Analisis dan penetapan ini sudah melalui berbagai tahapan, termasuk pembuatan naskah akademi. Setelah penetapan Hari Jadi DIY ini, Yazid berharap semua masyarakat turut menghidupi keistimewaan. Tidak sebatas seremonial, tetapi juga mewarisi nilai-nilai serta cita-cita para pendiri Ngayogyakarta. "Saya berbangga bisa menjadi bagian dari penanda sejarah ini," katanya.
Paniradya Pati Paniradya Kaistimewan DIY, Aris Eko Nugroho, mengatakan setelah DIY punya hari lahirnya, ke depan menjadi tugas seluruh elemen masyarakat untuk menjaga spirit keistimewaan.
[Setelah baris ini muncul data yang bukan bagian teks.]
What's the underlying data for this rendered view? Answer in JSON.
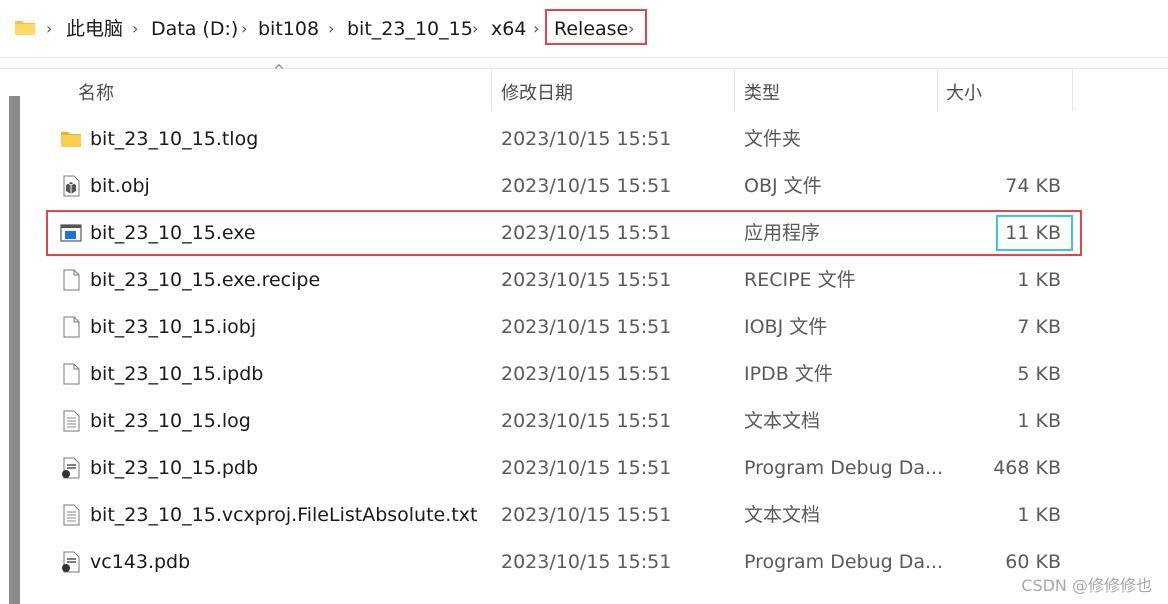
{
  "breadcrumb": {
    "items": [
      "此电脑",
      "Data (D:)",
      "bit108",
      "bit_23_10_15",
      "x64",
      "Release"
    ],
    "separator": "›"
  },
  "columns": {
    "name": "名称",
    "date": "修改日期",
    "type": "类型",
    "size": "大小"
  },
  "files": [
    {
      "name": "bit_23_10_15.tlog",
      "date": "2023/10/15 15:51",
      "type": "文件夹",
      "size": "",
      "icon": "folder-icon"
    },
    {
      "name": "bit.obj",
      "date": "2023/10/15 15:51",
      "type": "OBJ 文件",
      "size": "74 KB",
      "icon": "obj-file-icon"
    },
    {
      "name": "bit_23_10_15.exe",
      "date": "2023/10/15 15:51",
      "type": "应用程序",
      "size": "11 KB",
      "icon": "exe-icon"
    },
    {
      "name": "bit_23_10_15.exe.recipe",
      "date": "2023/10/15 15:51",
      "type": "RECIPE 文件",
      "size": "1 KB",
      "icon": "blank-file-icon"
    },
    {
      "name": "bit_23_10_15.iobj",
      "date": "2023/10/15 15:51",
      "type": "IOBJ 文件",
      "size": "7 KB",
      "icon": "blank-file-icon"
    },
    {
      "name": "bit_23_10_15.ipdb",
      "date": "2023/10/15 15:51",
      "type": "IPDB 文件",
      "size": "5 KB",
      "icon": "blank-file-icon"
    },
    {
      "name": "bit_23_10_15.log",
      "date": "2023/10/15 15:51",
      "type": "文本文档",
      "size": "1 KB",
      "icon": "text-file-icon"
    },
    {
      "name": "bit_23_10_15.pdb",
      "date": "2023/10/15 15:51",
      "type": "Program Debug Da...",
      "size": "468 KB",
      "icon": "pdb-file-icon"
    },
    {
      "name": "bit_23_10_15.vcxproj.FileListAbsolute.txt",
      "date": "2023/10/15 15:51",
      "type": "文本文档",
      "size": "1 KB",
      "icon": "text-file-icon"
    },
    {
      "name": "vc143.pdb",
      "date": "2023/10/15 15:51",
      "type": "Program Debug Da...",
      "size": "60 KB",
      "icon": "pdb-file-icon"
    }
  ],
  "watermark": "CSDN @修修修也",
  "colors": {
    "highlight_red": "#e0474c",
    "highlight_cyan": "#3cc8cc",
    "folder_yellow": "#f4c243"
  }
}
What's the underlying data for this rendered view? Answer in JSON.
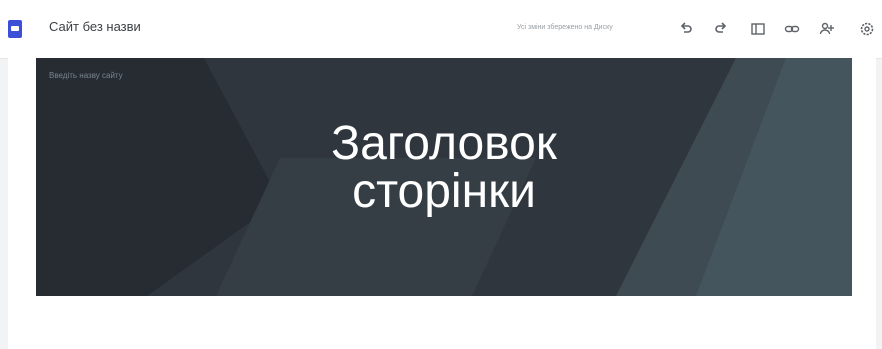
{
  "app": {
    "site_title": "Сайт без назви",
    "status_text": "Усі зміни збережено на Диску"
  },
  "toolbar": {
    "icons": [
      "undo-icon",
      "redo-icon",
      "preview-icon",
      "link-icon",
      "add-person-icon",
      "settings-icon"
    ]
  },
  "banner": {
    "site_name_placeholder": "Введіть назву сайту",
    "title_line1": "Заголовок",
    "title_line2": "сторінки"
  }
}
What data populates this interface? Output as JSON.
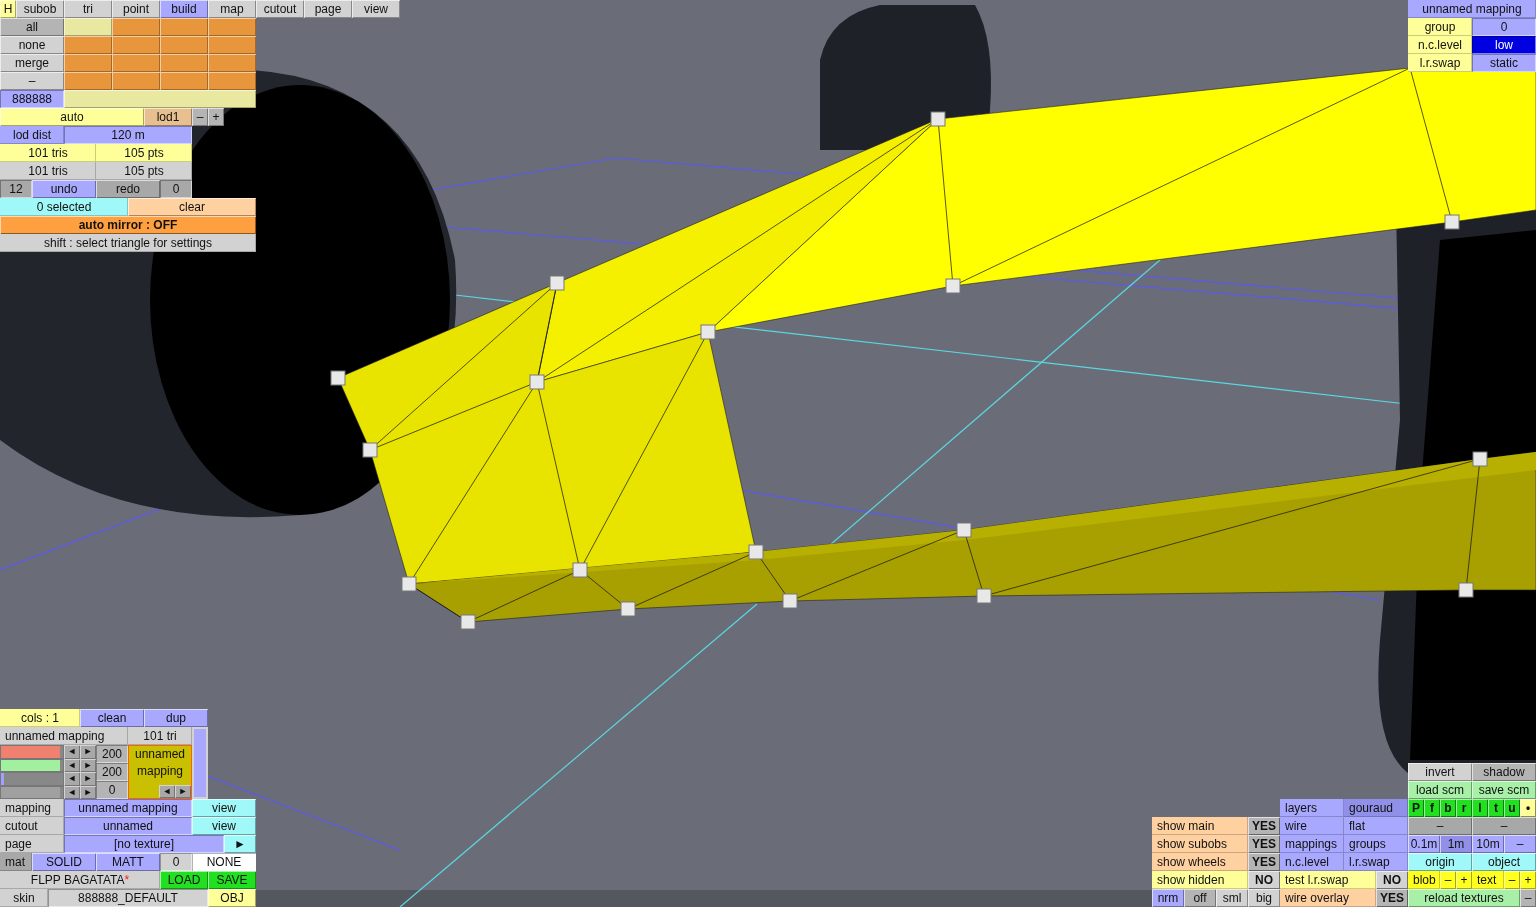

Segala sesuatu yang baik hari ini perlu dilanjutkan untuk kesejahteraan masyarakat. Perkembangan dan kemajuan masyarakat perlu dibarengi oleh roh budaya dan spirit keistimewaan. Menjaga keistimewaan juga untuk para anak-anak muda. "Kami lakukan [penyebaran semangat menjaga keistimewaan] dengan caranya anak muda. Yang senang dengan film, kami buatkan film, ada film pendek dan dokumenter. Termasuk juga melalui medsos yang selalu update. Harapannya bisa mendekatkan pada anak-anak muda," kata Aris.
Sudah dua tahun ini pula, Paniradya Kaistemewan bersafari ke sekolah-sekolah tingkat atas. Mereka belajar dan berbagi ilmu sejarah dengan para generasi masa depan tersebut. Sehingga sosialisasi tidak hanya berada di kantor atau ruang-ruang yang jauh dari anak muda. "Harapannya ada interaksi dan pertanyaan yang kemudian akan memunculkan rasa penasaran dari para anak muda," katanya.
Semakin paham anak muda pada sejarah, bisa semakin memupuk pentingnya pemaknaan Hari Jadi DIY. Koordinator Bidang Pendidikan dan Pelatihan Pusat Studi Pancasila UGM, Hendro Muhaimin, mengatakan ditetapkannya Hari Jadi DIY kemudian bisa menjadi payung hukum. Sebagai wilayah yang sudah ada bahkan sebelum Indonesia merdeka, masyarakat bisa belajar nilai-nilai yang membuat DIY bisa bertahan hingga saat ini.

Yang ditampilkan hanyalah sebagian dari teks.